According to the present invention, as a means for electrically connecting between opposing magnetic cores via a gap, a metal magnetic material is used to prevent the occurrence of discharge noise generated by sliding with the tape. By bending the resulting magnetic core on the side of the head chip, it is exposed on the head chip attachment surface,
By attaching to a metal head base, it is electrically connected via the head base. According to this method, a magnetic head which does not generate discharge noise, is excellent in mass productivity, and has high reliability can be obtained.

[Brief description of the drawings]

FIG. 1 is a configuration perspective view of a head chip of a magnetic head according to the present invention.

FIG. 2 is a side view when the head chip is attached to a head base.

FIG. 3 is a perspective view of a non-magnetic substrate before a metal magnetic body is formed.

FIG. 4 is a partial perspective view of a non-magnetic substrate on which a metal magnetic material is formed.

FIG. 5 is a manufacturing process diagram for explaining a method of manufacturing a magnetic head according to the present invention.

FIG. 6 is a configuration perspective view of a gapped bar obtained by the manufacturing method of the present invention.

FIG. 7 is a perspective view showing the configuration of the same head chip.

FIG. 8 is a configuration perspective view of a head chip according to another configuration example of the present invention.

FIG. 9 is a configuration perspective view of a head chip attached to a head base of a conventional magnetic head.

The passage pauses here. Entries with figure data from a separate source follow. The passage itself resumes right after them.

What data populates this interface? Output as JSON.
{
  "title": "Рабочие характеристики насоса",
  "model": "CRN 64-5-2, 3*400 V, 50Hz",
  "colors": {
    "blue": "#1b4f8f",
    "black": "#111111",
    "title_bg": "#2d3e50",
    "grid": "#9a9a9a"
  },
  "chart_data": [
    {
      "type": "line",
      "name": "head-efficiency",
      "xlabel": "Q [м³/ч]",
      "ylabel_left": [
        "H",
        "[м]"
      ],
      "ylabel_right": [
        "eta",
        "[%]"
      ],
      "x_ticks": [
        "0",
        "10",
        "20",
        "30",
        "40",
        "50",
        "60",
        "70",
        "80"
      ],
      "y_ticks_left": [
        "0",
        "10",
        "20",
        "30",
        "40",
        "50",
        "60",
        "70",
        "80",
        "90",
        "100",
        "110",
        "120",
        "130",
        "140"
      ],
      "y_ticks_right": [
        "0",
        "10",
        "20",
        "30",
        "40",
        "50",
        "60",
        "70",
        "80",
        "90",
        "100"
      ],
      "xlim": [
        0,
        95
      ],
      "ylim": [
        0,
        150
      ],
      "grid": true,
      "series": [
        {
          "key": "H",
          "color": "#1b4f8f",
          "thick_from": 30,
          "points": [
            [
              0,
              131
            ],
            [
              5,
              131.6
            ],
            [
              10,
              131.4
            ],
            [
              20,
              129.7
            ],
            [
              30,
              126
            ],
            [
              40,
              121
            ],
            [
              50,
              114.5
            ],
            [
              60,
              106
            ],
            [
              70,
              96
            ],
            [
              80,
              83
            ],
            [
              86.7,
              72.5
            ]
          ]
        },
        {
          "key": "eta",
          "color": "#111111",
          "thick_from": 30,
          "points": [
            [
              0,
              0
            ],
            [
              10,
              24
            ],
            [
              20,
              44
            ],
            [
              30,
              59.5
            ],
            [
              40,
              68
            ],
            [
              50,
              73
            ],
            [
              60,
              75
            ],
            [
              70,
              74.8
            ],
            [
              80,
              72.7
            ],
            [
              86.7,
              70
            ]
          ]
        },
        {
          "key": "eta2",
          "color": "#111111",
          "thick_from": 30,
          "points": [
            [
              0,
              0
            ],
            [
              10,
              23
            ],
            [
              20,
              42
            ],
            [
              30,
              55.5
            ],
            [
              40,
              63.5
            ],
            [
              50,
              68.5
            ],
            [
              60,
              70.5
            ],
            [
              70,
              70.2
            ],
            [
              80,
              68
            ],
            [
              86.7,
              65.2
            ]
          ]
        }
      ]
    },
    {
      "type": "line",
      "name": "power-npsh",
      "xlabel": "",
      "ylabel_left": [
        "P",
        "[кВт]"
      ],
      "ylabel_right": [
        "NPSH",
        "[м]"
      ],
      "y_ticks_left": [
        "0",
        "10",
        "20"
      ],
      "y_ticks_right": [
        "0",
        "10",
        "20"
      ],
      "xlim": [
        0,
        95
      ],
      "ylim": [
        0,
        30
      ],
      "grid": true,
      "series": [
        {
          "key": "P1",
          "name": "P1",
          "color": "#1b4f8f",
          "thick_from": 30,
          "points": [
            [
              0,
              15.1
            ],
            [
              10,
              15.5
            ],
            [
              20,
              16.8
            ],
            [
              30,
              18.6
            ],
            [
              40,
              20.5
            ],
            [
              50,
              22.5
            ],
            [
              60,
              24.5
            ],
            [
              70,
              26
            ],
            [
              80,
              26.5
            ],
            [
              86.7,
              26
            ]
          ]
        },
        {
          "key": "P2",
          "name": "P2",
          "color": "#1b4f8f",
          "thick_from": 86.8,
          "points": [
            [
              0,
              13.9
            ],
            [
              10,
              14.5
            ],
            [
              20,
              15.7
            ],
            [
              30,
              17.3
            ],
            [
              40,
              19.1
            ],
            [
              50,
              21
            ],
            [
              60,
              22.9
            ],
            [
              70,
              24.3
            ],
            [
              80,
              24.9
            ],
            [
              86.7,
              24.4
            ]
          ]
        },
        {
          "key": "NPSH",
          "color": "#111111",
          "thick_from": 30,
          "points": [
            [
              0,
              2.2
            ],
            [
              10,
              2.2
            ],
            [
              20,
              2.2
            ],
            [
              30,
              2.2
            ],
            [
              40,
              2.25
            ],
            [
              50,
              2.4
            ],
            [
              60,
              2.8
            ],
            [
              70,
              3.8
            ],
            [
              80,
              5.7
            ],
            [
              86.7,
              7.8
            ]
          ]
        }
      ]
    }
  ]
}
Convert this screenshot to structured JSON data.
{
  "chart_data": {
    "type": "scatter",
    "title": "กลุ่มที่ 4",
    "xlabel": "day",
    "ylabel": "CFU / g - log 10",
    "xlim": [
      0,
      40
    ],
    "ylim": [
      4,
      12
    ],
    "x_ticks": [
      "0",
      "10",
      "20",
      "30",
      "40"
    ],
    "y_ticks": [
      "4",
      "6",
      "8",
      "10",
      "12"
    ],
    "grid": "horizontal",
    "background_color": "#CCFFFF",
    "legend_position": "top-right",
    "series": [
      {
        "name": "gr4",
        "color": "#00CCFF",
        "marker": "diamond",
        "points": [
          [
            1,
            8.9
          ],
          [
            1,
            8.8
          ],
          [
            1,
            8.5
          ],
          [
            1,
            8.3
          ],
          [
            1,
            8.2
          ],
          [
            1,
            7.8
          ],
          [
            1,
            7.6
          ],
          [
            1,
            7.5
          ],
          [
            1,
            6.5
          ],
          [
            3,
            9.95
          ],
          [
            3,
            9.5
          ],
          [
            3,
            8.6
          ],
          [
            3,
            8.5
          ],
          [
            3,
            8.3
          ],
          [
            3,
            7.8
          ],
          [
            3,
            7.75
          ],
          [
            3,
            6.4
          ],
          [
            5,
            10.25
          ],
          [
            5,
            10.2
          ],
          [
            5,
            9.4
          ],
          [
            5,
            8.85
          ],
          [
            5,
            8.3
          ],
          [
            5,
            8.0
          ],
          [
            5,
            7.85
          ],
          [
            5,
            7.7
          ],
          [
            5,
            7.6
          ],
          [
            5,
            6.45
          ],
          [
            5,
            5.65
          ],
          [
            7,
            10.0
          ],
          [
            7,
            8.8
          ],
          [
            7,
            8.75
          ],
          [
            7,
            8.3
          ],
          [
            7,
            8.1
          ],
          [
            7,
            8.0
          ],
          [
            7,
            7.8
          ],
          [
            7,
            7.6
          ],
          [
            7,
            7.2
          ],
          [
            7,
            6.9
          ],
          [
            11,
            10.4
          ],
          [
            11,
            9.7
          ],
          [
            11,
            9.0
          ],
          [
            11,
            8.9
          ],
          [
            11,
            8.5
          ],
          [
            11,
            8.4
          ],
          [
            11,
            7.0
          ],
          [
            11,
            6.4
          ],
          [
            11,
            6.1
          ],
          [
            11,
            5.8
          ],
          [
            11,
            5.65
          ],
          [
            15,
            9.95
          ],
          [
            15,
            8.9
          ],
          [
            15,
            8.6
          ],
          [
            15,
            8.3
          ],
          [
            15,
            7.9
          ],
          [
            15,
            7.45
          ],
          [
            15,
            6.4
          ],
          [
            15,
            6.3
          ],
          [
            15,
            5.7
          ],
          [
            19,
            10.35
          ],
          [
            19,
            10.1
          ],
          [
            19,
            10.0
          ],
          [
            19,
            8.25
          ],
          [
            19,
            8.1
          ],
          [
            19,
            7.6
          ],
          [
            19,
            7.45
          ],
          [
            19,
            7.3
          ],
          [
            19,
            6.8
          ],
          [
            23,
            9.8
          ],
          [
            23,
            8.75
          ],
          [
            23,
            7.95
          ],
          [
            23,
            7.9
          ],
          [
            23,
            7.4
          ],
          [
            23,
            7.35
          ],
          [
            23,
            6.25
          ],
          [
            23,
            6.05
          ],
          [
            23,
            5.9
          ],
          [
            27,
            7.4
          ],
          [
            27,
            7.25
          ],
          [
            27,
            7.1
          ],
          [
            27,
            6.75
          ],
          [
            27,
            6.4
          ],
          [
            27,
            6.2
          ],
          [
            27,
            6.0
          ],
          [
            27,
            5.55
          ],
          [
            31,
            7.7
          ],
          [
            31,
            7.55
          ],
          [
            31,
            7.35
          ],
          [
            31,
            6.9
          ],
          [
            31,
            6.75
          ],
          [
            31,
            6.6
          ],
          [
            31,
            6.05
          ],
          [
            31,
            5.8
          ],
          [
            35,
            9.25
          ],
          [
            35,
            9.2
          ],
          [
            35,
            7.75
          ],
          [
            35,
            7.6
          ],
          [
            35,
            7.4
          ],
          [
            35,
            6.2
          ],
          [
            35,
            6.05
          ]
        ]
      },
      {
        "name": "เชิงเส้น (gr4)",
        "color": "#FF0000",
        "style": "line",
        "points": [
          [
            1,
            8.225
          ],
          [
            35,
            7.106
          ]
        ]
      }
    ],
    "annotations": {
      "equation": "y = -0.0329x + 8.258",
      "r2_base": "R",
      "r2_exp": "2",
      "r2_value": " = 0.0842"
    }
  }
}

FIG. 10 is a perspective view of the configuration of a head chip according to another configuration example.

[Explanation of symbols]

 DESCRIPTION OF SYMBOLS 1 Metal magnetic core 2 Nonmagnetic substrate 3 Winding window 4 Gap spacer 5 Glass 6 Head base 7 Groove 8 Plate cutting line 9 Notch groove 10 Glass groove for back bonding 11 Winding window groove 12 C core block 13 I core block 14 Chip core Cutting line 15 Conductive adhesive 16 Metal thin film

Claims (3)

[Claims] 1. A ring-shaped structure in which a metal magnetic core made of a metal magnetic material is sandwiched between non-magnetic substrates from both sides, and a head chip having one of four sides as a tape sliding surface is attached to a head base. A magnetic head, wherein the metal magnetic core is bent at a side surface other than the tape sliding surface of the head chip, and an end surface of the metal magnetic core is flush with the head chip attaching surface. 2. After forming a metal magnetic film on a non-magnetic substrate having a groove, a plurality of sheets are stacked and adhered, and one cut surface leaves a step of the groove and the other cut surface is a portion other than the groove. By cutting, a pair of core blocks in which the metal magnetic material and the non-magnetic substrate are alternately stacked, and a winding window is formed in one of the pair of core blocks, The gap surface of both core blocks is mirror-polished, a non-magnetic thin film is formed on the gap surface to a predetermined thickness, and then adhered to each other, and then the end surface of the metal magnetic film is exposed on one cut surface. A method for manufacturing a magnetic head, characterized in that the magnetic head is cut at an appropriate thickness. 3. The method according to claim 2, wherein a conductive adhesive is used for bonding the head chip and the head base.